3 questions to... Christophe Roux


The EU Commission released the Critical Raw Materials Act, which includes set of actions to ensure the EU's access to a secure and sustainable supply of critical raw materials. Our expert, Christophe Roux, Regional Head of Mining, Metals and Industries Finance, EMEA, answers some of the questions raised by the growing importance of “Critical Minerals” in this article.

What is critical about certain minerals and why is their availability a widespread concern? 

Our ability to achieve the carbon reduction targets announced by governments or companies depends on the availability of minerals that are needed to make the equipment and infrastructure supporting the energy transition. They include lithium, nickel, cobalt, manganese or graphite for EV batteries, or “rare earth” metals for magnets used in electric motors or wind turbines. But the energy transition also depends on more commonplace commodities such as base metals or iron. For example, aluminium is the main material in solar photovoltaic panels, steel is for wind turbines and copper for electrical grids.

The global supply of many of these minerals is already tight – yet without significant investment it could rapidly become insufficient. More importantly, production and processing is often concentrated in a small number of countries, some of which are perceived to have high political risk. Following the COVID-19 crisis and its supply chain disruptions, companies and governments have become more aware of the importance of critical minerals. With war raging in Ukraine, they’re even more concerned.
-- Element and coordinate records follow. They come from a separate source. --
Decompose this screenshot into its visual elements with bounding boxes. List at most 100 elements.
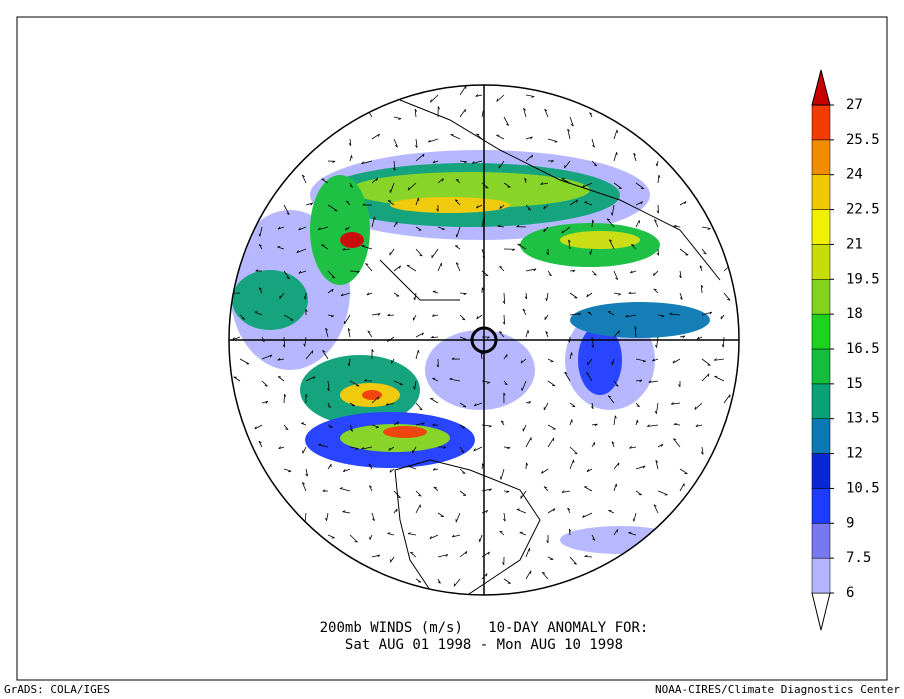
wind-vector bbox=[301, 174, 307, 184]
wind-vector bbox=[699, 265, 703, 272]
wind-vector bbox=[277, 226, 285, 230]
wind-vector bbox=[277, 376, 285, 382]
colorbar: 6 7.5 9 10.5 12 13.5 15 16.5 18 19.5 21 22.5 24 25.5 2… bbox=[811, 69, 880, 631]
wind-vector bbox=[547, 380, 556, 387]
wind-vector bbox=[437, 512, 445, 517]
wind-vector bbox=[279, 292, 285, 299]
colorbar-swatch bbox=[811, 348, 831, 385]
wind-vector bbox=[568, 239, 571, 250]
map bbox=[229, 85, 739, 595]
wind-vector bbox=[503, 248, 516, 251]
wind-vector bbox=[261, 380, 268, 387]
wind-vector bbox=[499, 204, 505, 210]
wind-vector bbox=[327, 380, 330, 392]
wind-vector bbox=[569, 313, 582, 316]
wind-vector bbox=[459, 160, 467, 164]
wind-vector bbox=[303, 292, 307, 300]
wind-vector bbox=[499, 266, 505, 272]
wind-vector bbox=[255, 269, 263, 272]
wind-vector bbox=[679, 270, 682, 279]
wind-vector bbox=[611, 358, 615, 365]
wind-vector bbox=[695, 424, 703, 428]
wind-vector bbox=[449, 377, 461, 382]
pole bbox=[470, 326, 498, 354]
wind-vector bbox=[410, 551, 417, 558]
wind-vector bbox=[415, 349, 420, 360]
wind-vector bbox=[476, 314, 483, 320]
wind-vector bbox=[653, 219, 659, 228]
wind-vector bbox=[500, 420, 505, 426]
wind-vector bbox=[503, 578, 511, 584]
wind-vector bbox=[521, 380, 527, 391]
wind-vector bbox=[547, 358, 554, 363]
wind-vector bbox=[657, 490, 668, 496]
wind-vector bbox=[349, 380, 360, 387]
wind-vector bbox=[349, 155, 353, 162]
wind-vector bbox=[568, 528, 572, 536]
wind-vector bbox=[700, 446, 704, 455]
wind-vector bbox=[499, 530, 505, 536]
wind-vector bbox=[543, 486, 549, 492]
wind-vector bbox=[591, 270, 597, 276]
wind-vector bbox=[502, 314, 505, 325]
wind-vector bbox=[453, 578, 461, 587]
wind-vector bbox=[345, 200, 351, 206]
colorbar-swatch bbox=[811, 313, 831, 350]
wind-vector bbox=[545, 292, 549, 301]
wind-vector bbox=[342, 247, 351, 251]
wind-vector bbox=[459, 292, 467, 296]
wind-vector bbox=[608, 509, 615, 514]
wind-vector bbox=[525, 570, 532, 580]
wind-vector bbox=[415, 504, 421, 514]
wind-vector bbox=[517, 243, 527, 250]
wind-vector bbox=[415, 578, 422, 583]
wind-vector bbox=[283, 270, 290, 280]
wind-vector bbox=[254, 424, 263, 430]
wind-vector bbox=[543, 226, 549, 233]
wind-vector bbox=[371, 216, 376, 228]
wind-vector bbox=[591, 219, 595, 228]
wind-vector bbox=[305, 309, 308, 316]
wind-vector bbox=[481, 182, 489, 189]
wind-vector bbox=[349, 534, 358, 543]
wind-vector bbox=[652, 358, 659, 362]
wind-vector bbox=[613, 182, 622, 189]
wind-vector bbox=[657, 443, 664, 448]
wind-vector bbox=[582, 512, 593, 518]
wind-vector bbox=[455, 262, 461, 272]
colorbar-label: 25.5 bbox=[846, 132, 880, 148]
wind-vector bbox=[723, 292, 731, 301]
wind-vector bbox=[629, 446, 637, 449]
wind-vector bbox=[261, 400, 269, 404]
wind-vector bbox=[670, 402, 681, 405]
wind-vector bbox=[258, 440, 263, 448]
colorbar-swatch bbox=[811, 139, 831, 175]
wind-vector bbox=[672, 358, 681, 364]
caption-line: 200mb WINDS (m/s) 10-DAY ANOMALY FOR: bbox=[320, 620, 649, 636]
wind-vector bbox=[325, 512, 329, 521]
wind-vector bbox=[413, 292, 417, 301]
wind-vector bbox=[525, 330, 530, 338]
wind-vector bbox=[277, 245, 285, 250]
wind-vector bbox=[369, 534, 373, 540]
wind-vector bbox=[503, 446, 511, 450]
wind-vector bbox=[679, 292, 683, 300]
wind-vector bbox=[327, 314, 334, 318]
wind-vector bbox=[525, 462, 529, 470]
wind-vector bbox=[282, 336, 286, 348]
coastline bbox=[379, 99, 721, 301]
wind-vector bbox=[340, 292, 351, 297]
wind-vector bbox=[432, 423, 439, 426]
wind-vector bbox=[430, 335, 439, 339]
wind-vector bbox=[233, 376, 241, 382]
colorbar-label: 24 bbox=[846, 167, 863, 183]
wind-vector bbox=[547, 424, 556, 430]
wind-vector bbox=[387, 532, 395, 536]
wind-vector bbox=[569, 352, 573, 360]
wind-vector bbox=[371, 396, 380, 404]
wind-vector bbox=[283, 393, 287, 404]
wind-vector bbox=[451, 357, 461, 360]
wind-vector bbox=[471, 160, 483, 164]
wind-vector bbox=[694, 402, 703, 410]
wind-vector bbox=[547, 138, 558, 143]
The EU and countries including the UK, Canada, Australia and the US have announced strategies to secure supplies of these minerals. Notably, the recent US Inflation Reduction Act offers an impressive range of tax and financing incentives to encourage both mineral production in the US and supply from outside the country to US industry.

Is building new mines in Western Europe the magic solution for securing supply? 
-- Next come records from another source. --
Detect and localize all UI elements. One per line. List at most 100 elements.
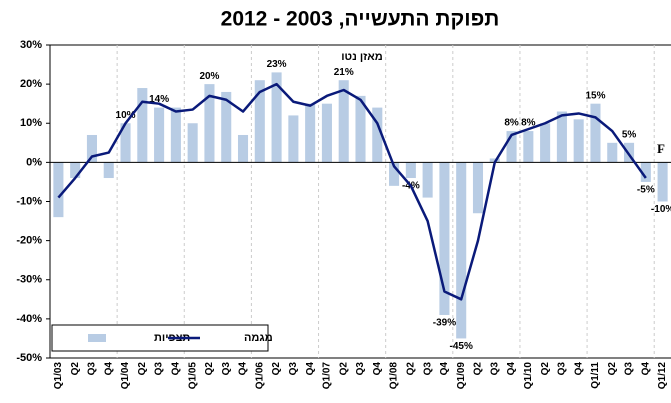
y-tick-label: 0% xyxy=(26,156,42,168)
x-tick-label: Q4 xyxy=(506,362,517,376)
bar xyxy=(154,107,165,163)
bar xyxy=(439,162,450,315)
x-tick-label: Q4 xyxy=(238,362,249,376)
chart-subtitle: מאזן נטו xyxy=(341,51,383,63)
x-tick-label: Q2 xyxy=(204,362,215,376)
x-tick-label: Q1/10 xyxy=(523,362,534,390)
data-label: 21% xyxy=(334,67,354,78)
bar xyxy=(573,119,584,163)
x-tick-label: Q1/06 xyxy=(254,362,265,390)
data-label: -39% xyxy=(433,318,456,329)
bar xyxy=(86,134,97,163)
bar xyxy=(237,134,249,163)
x-tick-label: Q2 xyxy=(405,362,416,376)
y-tick-label: 10% xyxy=(20,117,42,129)
data-label: 8% xyxy=(504,118,519,129)
y-tick-label: -20% xyxy=(16,235,42,247)
data-label: -10% xyxy=(651,204,671,215)
data-label: -45% xyxy=(450,341,473,352)
y-tick-label: -10% xyxy=(16,195,42,207)
x-tick-label: Q1/08 xyxy=(389,362,400,390)
bar xyxy=(590,103,601,163)
x-tick-label: Q3 xyxy=(87,362,98,376)
x-tick-label: Q1/04 xyxy=(120,362,131,390)
data-label: 8% xyxy=(521,118,536,129)
x-tick-label: Q4 xyxy=(372,362,383,376)
x-tick-label: Q1/03 xyxy=(53,362,64,390)
bar xyxy=(556,111,567,163)
x-tick-label: Q1/12 xyxy=(657,362,668,390)
annotation: F xyxy=(657,141,665,156)
x-tick-label: Q3 xyxy=(355,362,366,376)
x-tick-label: Q4 xyxy=(439,362,450,376)
y-tick-label: -30% xyxy=(16,274,42,286)
legend-label: מגמה xyxy=(244,332,273,344)
bar xyxy=(53,162,64,218)
x-tick-label: Q1/09 xyxy=(456,362,467,390)
bar xyxy=(271,72,282,163)
bar xyxy=(103,162,114,179)
bar xyxy=(657,162,668,202)
bar xyxy=(187,123,198,163)
data-label: -5% xyxy=(637,185,655,196)
bar xyxy=(355,95,366,163)
bar xyxy=(204,84,215,163)
x-tick-label: Q1/07 xyxy=(322,362,333,390)
bar xyxy=(70,162,81,179)
bar xyxy=(523,131,534,163)
x-tick-label: Q2 xyxy=(473,362,484,376)
x-tick-label: Q4 xyxy=(305,362,316,376)
x-tick-label: Q3 xyxy=(288,362,299,376)
data-label: 23% xyxy=(267,59,287,70)
bar xyxy=(456,162,467,339)
bar xyxy=(254,80,265,163)
x-tick-label: Q3 xyxy=(489,362,500,376)
bar xyxy=(540,123,551,163)
x-tick-label: Q4 xyxy=(640,362,651,376)
x-tick-label: Q3 xyxy=(221,362,232,376)
bar xyxy=(221,91,232,163)
bar xyxy=(405,162,416,179)
x-tick-label: Q4 xyxy=(573,362,584,376)
x-tick-label: Q1/05 xyxy=(187,362,198,390)
data-label: 14% xyxy=(149,94,169,105)
legend-swatch xyxy=(88,334,106,342)
bar xyxy=(321,103,332,163)
x-tick-label: Q1/11 xyxy=(590,362,601,389)
y-tick-label: -50% xyxy=(16,352,42,364)
bar xyxy=(506,131,517,163)
data-label: 5% xyxy=(622,129,637,140)
bar xyxy=(305,103,316,163)
x-tick-label: Q3 xyxy=(154,362,165,376)
x-tick-label: Q3 xyxy=(422,362,433,376)
bar xyxy=(137,88,148,163)
x-tick-label: Q4 xyxy=(171,362,182,376)
x-tick-label: Q4 xyxy=(103,362,114,376)
bar xyxy=(607,142,618,163)
x-tick-label: Q2 xyxy=(271,362,282,376)
bar xyxy=(640,162,651,182)
bar xyxy=(389,162,400,186)
y-tick-label: 20% xyxy=(20,78,42,90)
x-tick-label: Q2 xyxy=(137,362,148,376)
bar xyxy=(120,123,131,163)
x-tick-label: Q2 xyxy=(540,362,551,376)
bar xyxy=(472,162,484,214)
trend-line xyxy=(57,82,647,301)
bar xyxy=(372,107,383,163)
data-label: 20% xyxy=(199,71,219,82)
y-tick-label: 30% xyxy=(20,39,42,51)
x-tick-label: Q2 xyxy=(607,362,618,376)
bar xyxy=(422,162,433,198)
bar xyxy=(288,115,299,163)
x-tick-label: Q3 xyxy=(624,362,635,376)
data-label: 10% xyxy=(116,110,136,121)
x-tick-label: Q2 xyxy=(338,362,349,376)
data-label: 15% xyxy=(585,90,605,101)
y-tick-label: -40% xyxy=(16,313,42,325)
x-tick-label: Q2 xyxy=(70,362,81,376)
x-tick-label: Q3 xyxy=(557,362,568,376)
bar xyxy=(338,80,349,163)
bar xyxy=(170,107,181,163)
Maybe. In places where the geology is adequate and sufficiently understood, it can be part of the solution. However, I see two obstacles to rapidly expanding Western Europe’s mining industry. Firstly, time. Western Europe may be rich in potential resources, but it has to catch up with decades of low mining exploration investment in comparison with countries like Canada, Australia, the US or China. Moreover, it normally takes from seven to ten years to start mining production after a discovery has been made, with the possible delay in obtaining mining permits being an imponderable risk. The second obstacle is Europe’s high population density and residents’ intolerance of how a neighbouring mining operation might affect their quality of life.

What’s more, the problem of critical mineral supply goes beyond the promotion of a domestic mining industry: once a mineral ore has been extracted, it needs to be processed in different successive stages before being used by manufacturing industries. For example, a typical Australian lithium mine produces spodumene that must be processed into lithium hydroxide, then into precursor cathode active material and, finally, into cathode active material. Only then can a gigafactory use it to produce batteries. In economic terms, downstream processing often represents a higher value creation than actually mining the mineral ore. Western Europe’s dependence on East Asia, and especially China, for processing critical minerals is as much of a concern as the quantity of ore accessible in mines globally. 
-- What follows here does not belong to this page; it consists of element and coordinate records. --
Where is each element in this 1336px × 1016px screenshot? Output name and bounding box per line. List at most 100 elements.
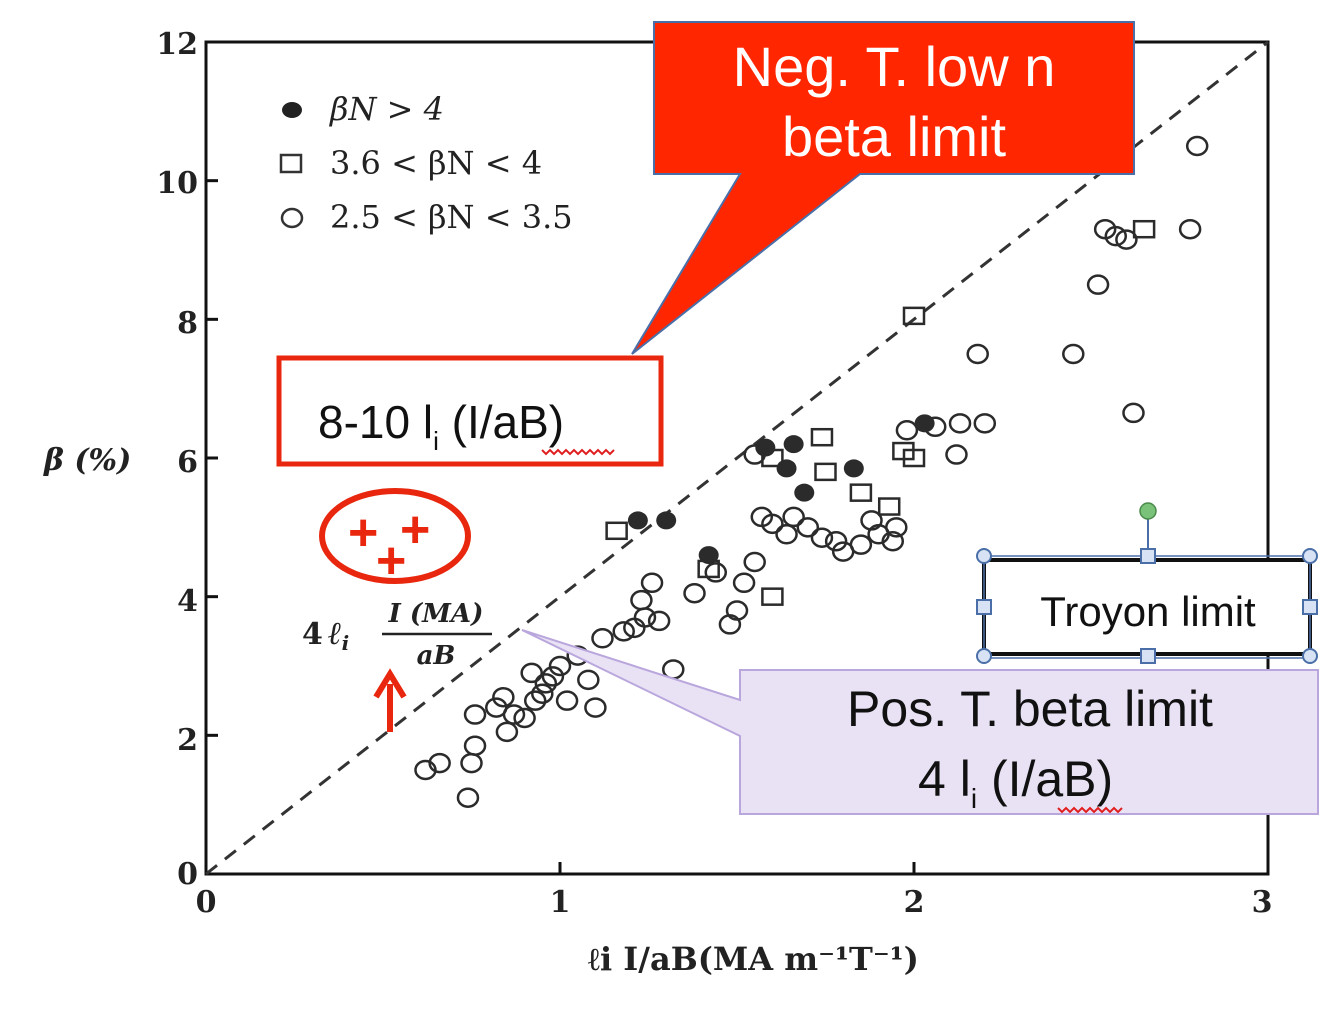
y-tick-label-6: 6: [177, 445, 198, 480]
plus-mark-1: +: [348, 504, 378, 562]
open-circle-marker: [1178, 218, 1202, 240]
open-circle-marker: [495, 721, 519, 743]
pos-callout-title: Pos. T. beta limit: [847, 681, 1213, 737]
open-circle-marker: [782, 506, 805, 528]
x-tick-label-1: 1: [550, 885, 571, 920]
open-circle-marker: [966, 343, 989, 365]
open-circle-marker: [761, 513, 784, 535]
resize-handle-bottom-left[interactable]: [976, 648, 992, 664]
plus-mark-2: +: [400, 501, 430, 559]
open-circle-marker: [513, 707, 536, 729]
open-circle-marker: [531, 683, 554, 704]
line-label: 4 ℓi I (MA) aB: [302, 599, 492, 671]
open-circle-marker: [502, 704, 526, 725]
open-circle-marker: [460, 752, 483, 774]
rotate-handle[interactable]: [1139, 502, 1157, 520]
square-marker: [1132, 219, 1156, 239]
open-circle-marker: [1104, 225, 1128, 247]
open-circle-marker: [824, 530, 848, 552]
resize-handle-bottom[interactable]: [1140, 648, 1156, 664]
x-tick-label-0: 0: [196, 885, 217, 920]
open-circle-marker: [895, 420, 919, 441]
axis-ticks: [204, 40, 1270, 876]
pos-formula-underline: [1057, 806, 1123, 814]
square-marker: [605, 521, 628, 541]
open-circle-marker: [810, 527, 834, 548]
resize-handle-top-left[interactable]: [976, 548, 992, 564]
open-circle-marker: [428, 752, 451, 774]
red-up-arrow: [373, 668, 407, 732]
open-circle-marker: [704, 562, 728, 583]
filled-circle-marker: [656, 511, 677, 530]
square-marker: [877, 497, 901, 516]
legend-label-square: 3.6 < βN < 4: [330, 144, 542, 182]
y-tick-label-4: 4: [177, 584, 198, 619]
open-circle-marker: [1122, 402, 1145, 424]
filled-circle-marker: [776, 459, 797, 478]
open-circle-marker: [577, 669, 600, 691]
pos-callout-shape: [521, 629, 1319, 815]
neg-triangularity-callout: Neg. T. low n beta limit: [631, 21, 1135, 355]
neg-formula-underline: [541, 448, 615, 456]
open-circle-marker: [541, 666, 565, 687]
open-circle-marker: [630, 589, 653, 611]
neg-callout-line2: beta limit: [782, 105, 1007, 168]
resize-handle-bottom-right[interactable]: [1302, 648, 1318, 664]
resize-handle-left[interactable]: [976, 599, 992, 615]
open-circle-marker: [523, 690, 547, 711]
y-tick-label-2: 2: [177, 723, 198, 758]
troyon-limit-box[interactable]: Troyon limit: [976, 502, 1318, 664]
legend: βN > 4 3.6 < βN < 4 2.5 < βN < 3.5: [279, 90, 573, 236]
open-circle-marker: [743, 551, 766, 573]
open-circle-marker: [732, 572, 756, 594]
resize-handle-top[interactable]: [1140, 548, 1156, 564]
y-axis-label: β (%): [43, 443, 131, 478]
open-circle-marker: [463, 704, 487, 725]
open-circle-marker: [948, 413, 972, 434]
open-circle-marker: [640, 572, 664, 594]
troyon-dashed-line: [205, 40, 1269, 876]
filled-circle-marker: [783, 435, 804, 454]
open-circle-marker: [555, 690, 579, 711]
square-marker: [902, 306, 926, 326]
open-circle-marker: [633, 607, 657, 628]
pos-callout-formula: 4 li (I/aB): [918, 751, 1113, 814]
open-circle-marker: [775, 524, 798, 545]
open-circle-marker: [548, 655, 572, 677]
plus-mark-3: +: [376, 532, 406, 590]
legend-filled-circle-icon: [282, 102, 302, 118]
open-circle-marker: [973, 413, 997, 434]
filled-circle-marker: [794, 483, 815, 502]
line-label-coef: 4: [302, 617, 323, 652]
line-label-li: ℓi: [328, 614, 349, 655]
open-circle-marker: [520, 662, 543, 684]
legend-label-filled: βN > 4: [329, 90, 444, 128]
open-circle-marker: [796, 517, 820, 538]
y-tick-label-10: 10: [156, 166, 198, 201]
square-marker: [849, 483, 873, 502]
legend-label-open: 2.5 < βN < 3.5: [330, 198, 573, 236]
resize-handle-right[interactable]: [1302, 599, 1318, 615]
square-marker: [902, 448, 926, 468]
filled-circle-marker: [698, 546, 719, 565]
troyon-box-text[interactable]: Troyon limit: [1040, 588, 1256, 635]
open-circle-marker: [584, 697, 607, 718]
y-tick-label-8: 8: [177, 306, 198, 341]
x-axis-label: ℓi I/aB(MA m⁻¹T⁻¹): [588, 940, 919, 978]
open-circle-marker: [1115, 229, 1138, 250]
neg-formula-box: [276, 355, 664, 467]
open-circle-marker: [492, 686, 515, 708]
legend-square-icon: [279, 153, 303, 174]
filled-circle-marker: [627, 511, 648, 530]
pos-triangularity-callout: Pos. T. beta limit 4 li (I/aB): [521, 629, 1319, 815]
open-circle-marker: [881, 530, 905, 552]
open-circle-marker: [591, 628, 614, 649]
square-marker: [761, 587, 784, 606]
open-circle-marker: [456, 787, 480, 808]
filled-circle-marker: [755, 438, 776, 457]
y-tick-label-12: 12: [156, 27, 198, 62]
open-circle-marker: [945, 444, 968, 465]
square-marker: [697, 559, 720, 579]
resize-handle-top-right[interactable]: [1302, 548, 1318, 564]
Of course, metals have the unique advantage that you can recycle them forever. It takes less time to build a recycling plant than to explore and appraise a deposit before building a mine. Also, importantly, recycling a ton of metal tends to emit much less CO2 than mining, processing and refining a ton of the same metal.

Will the need to secure the supply of critical minerals compromise ESG standards?

I don’t think so. Scaling up mining and industrial production rapidly across the globe will not be possible without wider public support. It’s not only directly affected neighbouring communities who voice concerns but also increasingly the end-consumers. They’re anxious about the sustainability of extraction, the CO2 footprint and the recyclability of the minerals that are, for instance, contained in the battery of a cell-phone or an electric car. 

When we advise or finance projects, they must comply with the Equator Principles and specific industry norms that reflect the highest ESG standards. Moreover, it’s a fact that as much capital is being channelled towards building incremental production capacity as towards transforming production processes in order to reduce their carbon footprints. We believe that this trend will accelerate for good reason: green minerals and industrial products increasingly attract a market premium, which incentivises more research and development, as well as investment in optimising production. This premium is already visible for commodities such as steel. While steel production remains a material emitter of “hard-to-abate” CO2 emissions, there are now several new projects backed by very large capital commitments that aim either to capture CO2 emissions, or even to avoid them altogether by using green hydrogen rather than carbon to reduce iron oxides. Indeed, we are supporting the steel industry’s decarbonisation, as co-leaders of the Sustainable Steel Principles, designed as a practical framework for reaching our Net Zero Banking Alliance objectives. We are also advising H2 Green Steel, which aims to make 5 million tonnes annually by 2030.